Very strange book, quite the bizarre tale, and morally pretty icky. The protagonist, “God,” is plainly evil, narcissistic, genocidal, with the emotional range of a toddler. Which is something that *could *be done well, but nearly every character in the story fawns over him, praising him no matter how evil he is or how much he blunders, something I found unrealistic until Trump was elected to the oval office. In fact, the only character to call God out on his BS - a fellow named Lucifer - and tries to overthrow this brutal dictator gets punished by being made to be the prison warden of God’s version of the Guantanamo Bay prison, forced to torture political prisoners on God’s behalf. Which, as punishments go, is a really weird choice.
The protagonist also blames his own creations, mankind, for their own downfall, because he’s unable or unwilling to admit that he made a mistake in their construction. That is, if someone telling you that someone was lying to you and then telling you the truth being hidden from you, and subsequently acting on the truth, can be considered a mistake, which the writers clearly seem to have intended as the moral of that particular story. This is just one of the many reasons I wonder if the writers of this work were fascists, or would have been fascists if they lived today. The protagonist, God, is a textbook case of a fascist dictator, his rules being oppressive and largely illogical. In fact, almost half of the first book reads like Kim Jung Un sat down to write out a list of stuff he didn’t like. Plainly “God” had a bad case of Montezuma’s Revenge from a bad seafood platter once, as that’s one of the things considered just as bad to him as killing people (unless it’s in his name. Which, come to think of it, is never revealed in this book, “God” being a title).

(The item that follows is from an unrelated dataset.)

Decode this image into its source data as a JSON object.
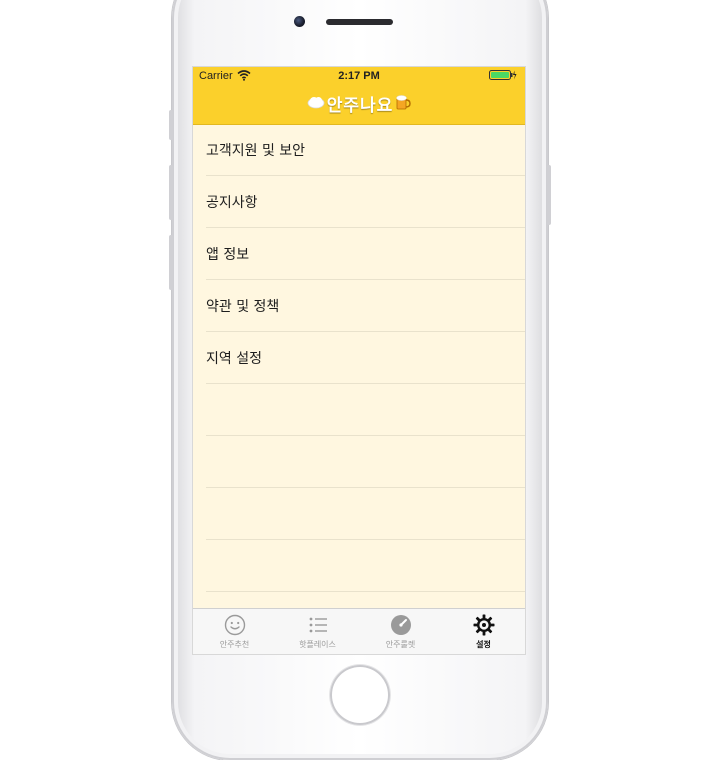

If reading just the Old Testament, the story at least makes *that* much sense. But the sequel, the New Testament, muddies things a lot. Plainly written by an entirely different author or set of authors than the first, the protagonist’s personality completely changes, but in a strange way. It feels, actually, like an entirely different character is being grafted onto the original protagonist. It’s not presented, in the book, as the evil protagonist having an epiphany and trying to right his wrongs, but instead tries to claim that this evil narcissistic dictator is also this loving, gentle, kind being. The first book reads like an honest account of a corrupt and evil ruler who - in ways that are never really made clear - somehow also has the love of the people, possibly someone plagiarized the original manuscript and attempted some half-arsed, pro-God propaganda?
Also, there’s some kind of time travel involved, in which now the protagonist becomes his own father in a story that would make Oedipus raise an eyebrow, except that his mother somehow becomes pregnant without having sex. I guess the midichlorians are highly concentrated within her and her child? It’s never really explained, and the reader is left to wonder about that.
So the protagonist, who is now simultaneously up on his throne *and* down among the people to spread his new message of “love thy neighbor as thyself” also apparently gets captured and executed by the Romans in order to die as a sign that he forgives his human creations for his own mistake? I suppose that’s better than completely blaming them for something that was entirely *his* fault, but not by much.
The story is also riddled with plot holes, contradictions, pointless asides, an entire chapter of gratuitous pornography that contributes nothing to the plot, has less historical accuracy than an episode of Ancient Aliens, is harder to understand than Joyce’s Ulysses, is dull as dirt, and routinely advocates rape, incest, slavery, genocide, spousal abuse, and war crimes just as long as they’re done in God’s name, whilst simultaneously condemning lust, murder, lying, theft, and being cheeky to your parents. Seriously, this story is like the literary equivalent of sewing an octopus head to a giraffe’s neck, replacing two of the giraffe legs with alligator legs, and giving it flamingo wings. Then setting it on fire, but it won’t die, it just keeps running around like mad, burning and screaming in agony.
Further, as deities go, you’d be hard pressed to find one more evil, horrifying, and morally bankrupt than this “God” fellow without reading the works of Lovecraft. And even then, I’m not sure there’s worse.
In conclusion, this work is utter garbage in every respect, and I cannot for the life of me fathom how it got published at all. As a work of literature, it makes “Twilight” and “50 Shades of Grey” look like Pulitzer Prize winners by comparison. If the writers of this travesty were attempting to write the most nonsensical pile of literary crap in the universe, I’d say they deserve the gold medal. I don’t think Edward Bulwer-Lytton himself could have written worse crap even during the midst of an LSD-fueled waking nightmare. I could literally take a dump on a piece of paper and it would be a better story than this book. If you crossed “Mein Kampf” with Machiavelli’s “The Prince” and the story of Oedipus Rex, added in Voldemort from the Harry Potter series as a protagonist but halfway through the book tried to mix Harry Potter’s personality with Voldemort’s in an extremely slipshod manner, then threw in a collection of random fairy tales and a chapter from “50 Shades of Grey,” it would *still *make more sense than The Bible. Seriously, this book is like a fascist's mescaline-fueled wet dream.